No quiero ser aguafiestas, pero tal vez todo lo que él describió fue motivo de un tiempo prolongado sin ingerir alimentos, agua o azúcar, y una postura de hiperextensión del cuello. Estar tanto tiempo absorto mirando lo bello puede transportar a otro mundo, puede también que lo bello te sublime y te haga olvidar que eres mortal. Que vives en un mundo inmensamente injusto y que la mayoría de las veces convives con la injusticia y que, aunque quieras cambiarla, no puedes…

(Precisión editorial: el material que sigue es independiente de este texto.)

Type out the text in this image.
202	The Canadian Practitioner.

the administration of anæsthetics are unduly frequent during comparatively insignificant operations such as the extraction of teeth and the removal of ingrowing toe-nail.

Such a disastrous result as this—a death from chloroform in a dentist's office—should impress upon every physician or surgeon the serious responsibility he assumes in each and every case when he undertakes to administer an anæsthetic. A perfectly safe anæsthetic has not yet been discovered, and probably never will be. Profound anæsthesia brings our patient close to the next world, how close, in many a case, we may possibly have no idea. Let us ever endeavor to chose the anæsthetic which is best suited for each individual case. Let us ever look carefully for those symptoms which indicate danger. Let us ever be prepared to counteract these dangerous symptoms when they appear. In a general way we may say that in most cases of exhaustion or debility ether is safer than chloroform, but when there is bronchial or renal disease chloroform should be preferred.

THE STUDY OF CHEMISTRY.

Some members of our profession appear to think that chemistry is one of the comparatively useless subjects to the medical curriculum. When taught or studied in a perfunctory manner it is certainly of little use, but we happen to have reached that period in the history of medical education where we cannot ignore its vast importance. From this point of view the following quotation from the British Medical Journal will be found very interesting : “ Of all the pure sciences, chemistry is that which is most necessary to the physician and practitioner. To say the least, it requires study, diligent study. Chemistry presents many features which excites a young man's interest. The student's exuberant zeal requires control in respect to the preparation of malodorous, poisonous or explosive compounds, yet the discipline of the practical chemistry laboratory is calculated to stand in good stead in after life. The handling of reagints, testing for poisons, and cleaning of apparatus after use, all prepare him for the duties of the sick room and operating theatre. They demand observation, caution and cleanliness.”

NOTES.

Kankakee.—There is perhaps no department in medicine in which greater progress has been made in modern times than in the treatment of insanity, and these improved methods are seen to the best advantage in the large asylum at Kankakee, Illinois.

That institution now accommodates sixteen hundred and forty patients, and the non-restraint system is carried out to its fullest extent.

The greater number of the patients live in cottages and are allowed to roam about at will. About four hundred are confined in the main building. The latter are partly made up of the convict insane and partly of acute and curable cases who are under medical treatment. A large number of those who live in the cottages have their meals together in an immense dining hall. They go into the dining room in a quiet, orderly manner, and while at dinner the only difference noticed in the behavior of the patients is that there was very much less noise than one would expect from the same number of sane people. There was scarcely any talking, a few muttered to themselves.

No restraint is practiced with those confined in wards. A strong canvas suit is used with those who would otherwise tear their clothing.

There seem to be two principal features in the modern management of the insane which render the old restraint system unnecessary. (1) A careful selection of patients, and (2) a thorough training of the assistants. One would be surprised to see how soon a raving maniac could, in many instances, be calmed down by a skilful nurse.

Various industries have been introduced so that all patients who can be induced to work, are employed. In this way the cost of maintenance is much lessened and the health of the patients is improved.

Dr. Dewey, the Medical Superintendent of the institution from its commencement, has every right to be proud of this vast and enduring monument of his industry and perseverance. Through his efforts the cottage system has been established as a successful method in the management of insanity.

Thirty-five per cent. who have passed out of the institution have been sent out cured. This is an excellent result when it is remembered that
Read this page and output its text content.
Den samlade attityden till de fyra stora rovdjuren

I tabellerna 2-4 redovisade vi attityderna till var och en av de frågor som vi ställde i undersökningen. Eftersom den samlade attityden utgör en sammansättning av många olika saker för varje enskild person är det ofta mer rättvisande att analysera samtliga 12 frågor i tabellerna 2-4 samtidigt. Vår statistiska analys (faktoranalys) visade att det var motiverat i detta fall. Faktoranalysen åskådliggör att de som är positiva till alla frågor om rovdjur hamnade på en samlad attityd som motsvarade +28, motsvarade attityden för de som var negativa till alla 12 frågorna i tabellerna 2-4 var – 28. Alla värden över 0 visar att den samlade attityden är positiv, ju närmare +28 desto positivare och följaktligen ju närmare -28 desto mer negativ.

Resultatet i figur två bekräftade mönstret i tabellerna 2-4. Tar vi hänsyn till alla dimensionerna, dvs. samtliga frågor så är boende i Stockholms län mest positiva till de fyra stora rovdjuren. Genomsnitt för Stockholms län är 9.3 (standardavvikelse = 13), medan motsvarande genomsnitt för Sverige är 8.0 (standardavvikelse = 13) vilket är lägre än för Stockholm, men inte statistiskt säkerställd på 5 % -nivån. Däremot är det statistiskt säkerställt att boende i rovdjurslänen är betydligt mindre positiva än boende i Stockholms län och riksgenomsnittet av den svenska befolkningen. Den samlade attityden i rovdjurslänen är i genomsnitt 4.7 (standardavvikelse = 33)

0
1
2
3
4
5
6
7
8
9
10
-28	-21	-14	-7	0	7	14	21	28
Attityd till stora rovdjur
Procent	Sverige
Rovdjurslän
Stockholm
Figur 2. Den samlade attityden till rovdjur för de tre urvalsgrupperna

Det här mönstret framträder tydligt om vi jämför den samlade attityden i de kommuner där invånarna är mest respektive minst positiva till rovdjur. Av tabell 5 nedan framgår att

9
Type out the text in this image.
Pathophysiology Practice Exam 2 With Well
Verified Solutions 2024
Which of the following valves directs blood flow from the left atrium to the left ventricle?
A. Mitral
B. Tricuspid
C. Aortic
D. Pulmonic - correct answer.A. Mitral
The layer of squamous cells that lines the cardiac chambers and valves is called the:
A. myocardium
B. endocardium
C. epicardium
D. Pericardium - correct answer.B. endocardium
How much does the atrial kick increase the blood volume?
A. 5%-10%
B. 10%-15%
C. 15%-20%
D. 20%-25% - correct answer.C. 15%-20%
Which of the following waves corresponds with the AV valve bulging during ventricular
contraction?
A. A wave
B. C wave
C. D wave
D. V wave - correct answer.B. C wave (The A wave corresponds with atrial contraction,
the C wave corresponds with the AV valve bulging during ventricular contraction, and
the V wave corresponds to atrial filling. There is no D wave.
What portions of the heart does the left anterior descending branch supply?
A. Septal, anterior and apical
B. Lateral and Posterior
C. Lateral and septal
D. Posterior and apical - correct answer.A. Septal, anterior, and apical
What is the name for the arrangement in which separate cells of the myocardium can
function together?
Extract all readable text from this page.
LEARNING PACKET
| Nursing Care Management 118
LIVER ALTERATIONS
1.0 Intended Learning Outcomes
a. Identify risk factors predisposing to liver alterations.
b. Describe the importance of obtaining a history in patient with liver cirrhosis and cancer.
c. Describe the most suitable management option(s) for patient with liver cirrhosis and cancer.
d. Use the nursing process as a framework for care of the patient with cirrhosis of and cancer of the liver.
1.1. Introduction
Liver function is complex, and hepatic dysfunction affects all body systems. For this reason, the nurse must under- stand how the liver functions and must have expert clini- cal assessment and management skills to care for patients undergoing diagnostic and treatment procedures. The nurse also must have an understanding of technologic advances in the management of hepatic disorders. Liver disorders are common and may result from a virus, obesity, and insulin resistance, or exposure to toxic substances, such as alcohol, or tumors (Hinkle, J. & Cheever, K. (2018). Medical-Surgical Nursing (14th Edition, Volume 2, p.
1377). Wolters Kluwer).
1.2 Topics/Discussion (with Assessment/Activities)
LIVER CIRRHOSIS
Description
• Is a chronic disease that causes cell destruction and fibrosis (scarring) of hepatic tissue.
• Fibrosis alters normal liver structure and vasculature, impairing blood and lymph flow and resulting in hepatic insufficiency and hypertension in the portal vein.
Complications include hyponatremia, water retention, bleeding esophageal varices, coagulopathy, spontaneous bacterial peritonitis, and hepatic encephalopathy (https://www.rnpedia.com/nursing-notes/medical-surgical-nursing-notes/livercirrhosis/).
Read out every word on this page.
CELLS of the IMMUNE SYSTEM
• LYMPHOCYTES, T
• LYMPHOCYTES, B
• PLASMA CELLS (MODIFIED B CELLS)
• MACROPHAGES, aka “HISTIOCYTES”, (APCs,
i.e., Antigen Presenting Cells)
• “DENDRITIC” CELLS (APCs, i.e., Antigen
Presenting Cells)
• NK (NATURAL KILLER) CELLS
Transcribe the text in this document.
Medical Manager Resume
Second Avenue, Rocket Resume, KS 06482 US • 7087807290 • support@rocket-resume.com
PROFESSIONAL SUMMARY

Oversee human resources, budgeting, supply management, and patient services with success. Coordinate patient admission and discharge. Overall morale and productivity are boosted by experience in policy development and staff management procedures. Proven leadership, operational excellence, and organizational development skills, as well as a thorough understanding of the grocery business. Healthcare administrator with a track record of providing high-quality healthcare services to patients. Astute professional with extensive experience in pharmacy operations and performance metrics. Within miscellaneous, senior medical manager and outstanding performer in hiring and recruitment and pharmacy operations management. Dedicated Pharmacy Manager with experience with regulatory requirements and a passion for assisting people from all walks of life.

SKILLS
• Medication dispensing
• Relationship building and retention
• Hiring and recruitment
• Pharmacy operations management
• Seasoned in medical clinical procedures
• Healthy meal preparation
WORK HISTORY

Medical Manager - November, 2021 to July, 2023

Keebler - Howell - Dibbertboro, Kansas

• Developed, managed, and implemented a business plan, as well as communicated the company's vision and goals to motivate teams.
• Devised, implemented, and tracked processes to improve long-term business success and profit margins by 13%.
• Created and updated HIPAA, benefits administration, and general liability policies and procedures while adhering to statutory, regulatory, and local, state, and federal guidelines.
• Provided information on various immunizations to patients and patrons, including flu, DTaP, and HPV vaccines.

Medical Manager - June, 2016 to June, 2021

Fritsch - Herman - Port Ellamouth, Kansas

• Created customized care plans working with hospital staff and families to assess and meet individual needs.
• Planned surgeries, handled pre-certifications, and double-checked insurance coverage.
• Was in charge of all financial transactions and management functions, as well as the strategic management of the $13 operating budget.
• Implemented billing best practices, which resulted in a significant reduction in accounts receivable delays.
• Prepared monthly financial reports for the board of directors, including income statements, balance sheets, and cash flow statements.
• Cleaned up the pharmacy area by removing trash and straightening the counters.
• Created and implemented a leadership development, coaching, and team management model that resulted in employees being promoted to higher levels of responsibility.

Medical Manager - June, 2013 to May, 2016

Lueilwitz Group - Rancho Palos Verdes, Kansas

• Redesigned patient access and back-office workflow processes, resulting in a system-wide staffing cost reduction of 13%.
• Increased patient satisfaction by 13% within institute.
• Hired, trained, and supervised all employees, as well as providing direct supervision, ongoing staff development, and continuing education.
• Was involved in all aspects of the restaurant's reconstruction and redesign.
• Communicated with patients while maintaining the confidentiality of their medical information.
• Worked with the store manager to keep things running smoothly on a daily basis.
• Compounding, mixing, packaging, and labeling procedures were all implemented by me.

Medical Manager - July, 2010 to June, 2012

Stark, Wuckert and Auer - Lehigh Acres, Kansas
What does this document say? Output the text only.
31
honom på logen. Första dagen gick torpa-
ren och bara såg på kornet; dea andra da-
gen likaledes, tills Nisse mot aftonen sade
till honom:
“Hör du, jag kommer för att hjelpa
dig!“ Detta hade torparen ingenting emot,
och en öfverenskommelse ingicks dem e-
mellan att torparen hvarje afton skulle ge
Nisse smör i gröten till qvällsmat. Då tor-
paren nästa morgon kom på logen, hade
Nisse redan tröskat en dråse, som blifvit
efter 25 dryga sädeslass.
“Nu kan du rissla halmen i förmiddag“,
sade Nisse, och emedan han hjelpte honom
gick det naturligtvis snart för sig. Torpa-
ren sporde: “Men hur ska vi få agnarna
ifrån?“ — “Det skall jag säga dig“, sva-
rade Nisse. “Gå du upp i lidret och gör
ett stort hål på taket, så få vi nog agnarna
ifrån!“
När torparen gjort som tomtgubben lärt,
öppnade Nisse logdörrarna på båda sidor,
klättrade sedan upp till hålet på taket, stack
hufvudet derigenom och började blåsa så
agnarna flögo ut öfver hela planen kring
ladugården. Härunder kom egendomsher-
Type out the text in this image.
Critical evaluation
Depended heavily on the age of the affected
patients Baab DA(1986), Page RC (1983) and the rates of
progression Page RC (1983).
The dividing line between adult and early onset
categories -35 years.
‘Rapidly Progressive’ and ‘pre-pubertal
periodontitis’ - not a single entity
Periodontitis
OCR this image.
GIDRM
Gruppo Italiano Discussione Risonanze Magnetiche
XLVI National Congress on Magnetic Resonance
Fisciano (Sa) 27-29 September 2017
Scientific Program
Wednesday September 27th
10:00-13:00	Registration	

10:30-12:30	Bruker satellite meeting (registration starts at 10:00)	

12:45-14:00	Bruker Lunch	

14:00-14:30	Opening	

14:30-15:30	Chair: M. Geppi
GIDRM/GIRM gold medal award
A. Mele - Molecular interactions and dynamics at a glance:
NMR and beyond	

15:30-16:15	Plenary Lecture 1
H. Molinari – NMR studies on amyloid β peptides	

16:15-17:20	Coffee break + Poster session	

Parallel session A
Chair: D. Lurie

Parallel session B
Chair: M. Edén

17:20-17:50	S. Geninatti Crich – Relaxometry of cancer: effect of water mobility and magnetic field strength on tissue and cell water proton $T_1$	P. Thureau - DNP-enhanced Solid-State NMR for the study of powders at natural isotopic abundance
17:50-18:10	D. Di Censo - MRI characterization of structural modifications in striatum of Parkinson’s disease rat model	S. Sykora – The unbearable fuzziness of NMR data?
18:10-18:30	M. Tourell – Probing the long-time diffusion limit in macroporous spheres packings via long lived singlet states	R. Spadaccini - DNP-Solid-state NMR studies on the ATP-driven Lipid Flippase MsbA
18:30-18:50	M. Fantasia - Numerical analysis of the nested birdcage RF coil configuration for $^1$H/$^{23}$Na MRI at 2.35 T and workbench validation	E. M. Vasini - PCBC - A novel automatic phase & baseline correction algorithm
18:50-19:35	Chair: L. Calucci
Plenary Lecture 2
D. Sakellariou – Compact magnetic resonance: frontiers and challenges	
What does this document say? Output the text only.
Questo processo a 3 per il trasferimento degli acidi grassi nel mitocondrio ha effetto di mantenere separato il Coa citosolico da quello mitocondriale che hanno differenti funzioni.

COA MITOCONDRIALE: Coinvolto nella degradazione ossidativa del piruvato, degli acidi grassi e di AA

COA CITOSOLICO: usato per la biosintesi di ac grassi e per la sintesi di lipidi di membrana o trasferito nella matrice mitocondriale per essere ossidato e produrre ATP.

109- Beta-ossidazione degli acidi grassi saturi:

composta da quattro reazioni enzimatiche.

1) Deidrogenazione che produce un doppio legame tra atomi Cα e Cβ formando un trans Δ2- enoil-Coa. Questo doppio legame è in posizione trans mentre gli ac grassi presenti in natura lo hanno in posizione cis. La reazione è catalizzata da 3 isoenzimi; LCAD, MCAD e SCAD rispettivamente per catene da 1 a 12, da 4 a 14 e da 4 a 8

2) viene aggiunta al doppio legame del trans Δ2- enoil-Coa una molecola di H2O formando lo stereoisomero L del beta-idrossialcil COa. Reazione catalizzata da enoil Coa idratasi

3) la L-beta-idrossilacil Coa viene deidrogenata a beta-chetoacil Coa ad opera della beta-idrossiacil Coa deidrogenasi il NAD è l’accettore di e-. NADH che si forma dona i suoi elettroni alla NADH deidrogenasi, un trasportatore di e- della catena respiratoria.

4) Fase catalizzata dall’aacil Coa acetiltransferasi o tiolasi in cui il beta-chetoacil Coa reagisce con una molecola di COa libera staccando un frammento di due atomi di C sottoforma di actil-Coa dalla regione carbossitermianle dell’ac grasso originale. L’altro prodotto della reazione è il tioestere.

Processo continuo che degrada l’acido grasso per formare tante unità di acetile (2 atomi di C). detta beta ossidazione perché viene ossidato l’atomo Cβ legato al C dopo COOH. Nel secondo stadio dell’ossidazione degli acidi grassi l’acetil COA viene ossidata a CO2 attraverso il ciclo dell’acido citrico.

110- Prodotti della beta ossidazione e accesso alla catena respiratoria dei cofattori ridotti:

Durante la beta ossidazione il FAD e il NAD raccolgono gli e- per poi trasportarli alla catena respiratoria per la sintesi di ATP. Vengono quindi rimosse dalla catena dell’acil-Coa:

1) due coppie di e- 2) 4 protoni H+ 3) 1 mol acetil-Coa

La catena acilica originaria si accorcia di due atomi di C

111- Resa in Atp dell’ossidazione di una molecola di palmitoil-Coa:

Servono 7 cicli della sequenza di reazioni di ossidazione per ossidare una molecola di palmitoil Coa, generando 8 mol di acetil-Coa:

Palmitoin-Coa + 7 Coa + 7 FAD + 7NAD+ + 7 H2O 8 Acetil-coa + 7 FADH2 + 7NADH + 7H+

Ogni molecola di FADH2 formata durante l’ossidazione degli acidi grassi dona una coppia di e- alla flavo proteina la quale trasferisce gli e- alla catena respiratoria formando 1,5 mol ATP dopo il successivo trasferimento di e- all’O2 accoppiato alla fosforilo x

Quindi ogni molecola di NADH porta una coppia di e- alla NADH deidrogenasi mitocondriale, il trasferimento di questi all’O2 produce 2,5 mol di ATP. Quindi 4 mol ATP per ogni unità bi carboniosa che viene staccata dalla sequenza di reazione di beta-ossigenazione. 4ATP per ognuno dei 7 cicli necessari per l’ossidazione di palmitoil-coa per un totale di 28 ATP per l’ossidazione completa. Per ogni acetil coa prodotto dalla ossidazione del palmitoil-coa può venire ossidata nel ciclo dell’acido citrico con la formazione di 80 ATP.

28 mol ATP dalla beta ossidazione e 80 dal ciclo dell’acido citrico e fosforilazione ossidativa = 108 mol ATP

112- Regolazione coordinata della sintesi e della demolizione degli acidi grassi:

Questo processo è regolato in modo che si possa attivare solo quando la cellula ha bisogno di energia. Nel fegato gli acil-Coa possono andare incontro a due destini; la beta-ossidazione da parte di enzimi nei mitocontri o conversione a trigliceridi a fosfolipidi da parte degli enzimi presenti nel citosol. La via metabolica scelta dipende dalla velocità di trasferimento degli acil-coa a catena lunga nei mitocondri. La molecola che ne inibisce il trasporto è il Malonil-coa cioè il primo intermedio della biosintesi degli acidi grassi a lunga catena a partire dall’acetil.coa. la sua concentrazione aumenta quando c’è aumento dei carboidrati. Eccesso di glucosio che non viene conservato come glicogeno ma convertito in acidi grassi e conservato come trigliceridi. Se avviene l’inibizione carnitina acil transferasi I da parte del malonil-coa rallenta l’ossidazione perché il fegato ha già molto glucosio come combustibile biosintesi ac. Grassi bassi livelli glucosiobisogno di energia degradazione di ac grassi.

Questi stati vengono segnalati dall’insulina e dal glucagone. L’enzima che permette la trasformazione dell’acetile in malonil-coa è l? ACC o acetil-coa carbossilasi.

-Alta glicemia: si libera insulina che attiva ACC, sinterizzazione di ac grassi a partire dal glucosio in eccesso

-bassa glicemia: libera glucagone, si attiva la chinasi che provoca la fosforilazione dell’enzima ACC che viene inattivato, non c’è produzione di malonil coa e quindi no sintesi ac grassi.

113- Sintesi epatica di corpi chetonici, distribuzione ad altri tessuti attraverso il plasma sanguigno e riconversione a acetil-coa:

Y que cada vez la lucha por tus ideales se va debilitando, así como tu cuerpo, y que cada vez que miras la realidad quisieras convertirte en una obra de arte para mantenerte imperturbable, a pesar de las circunstancias; estar protegida por un marco y mantenerte dentro de ese instante que imaginó el artista, aunque sea como personaje secundario o terciario en un rincón rodeado de belleza por toda la eternidad, ya sea bailando o mirando en paz, protegido por lo bello, por lo eterno, por la magia del arte y todo lo que rodea la creación…

Florencia, la cuna del Renacimiento, la ciudad más bella del mundo o la que tiene más obras de arte, es en sí misma una obra de arte. Tanta creación, tanta belleza, hizo sentir a Henri-Marie Beyle el éxtasis en su propio cuerpo y experimentar “el Síndrome de Stendhal”.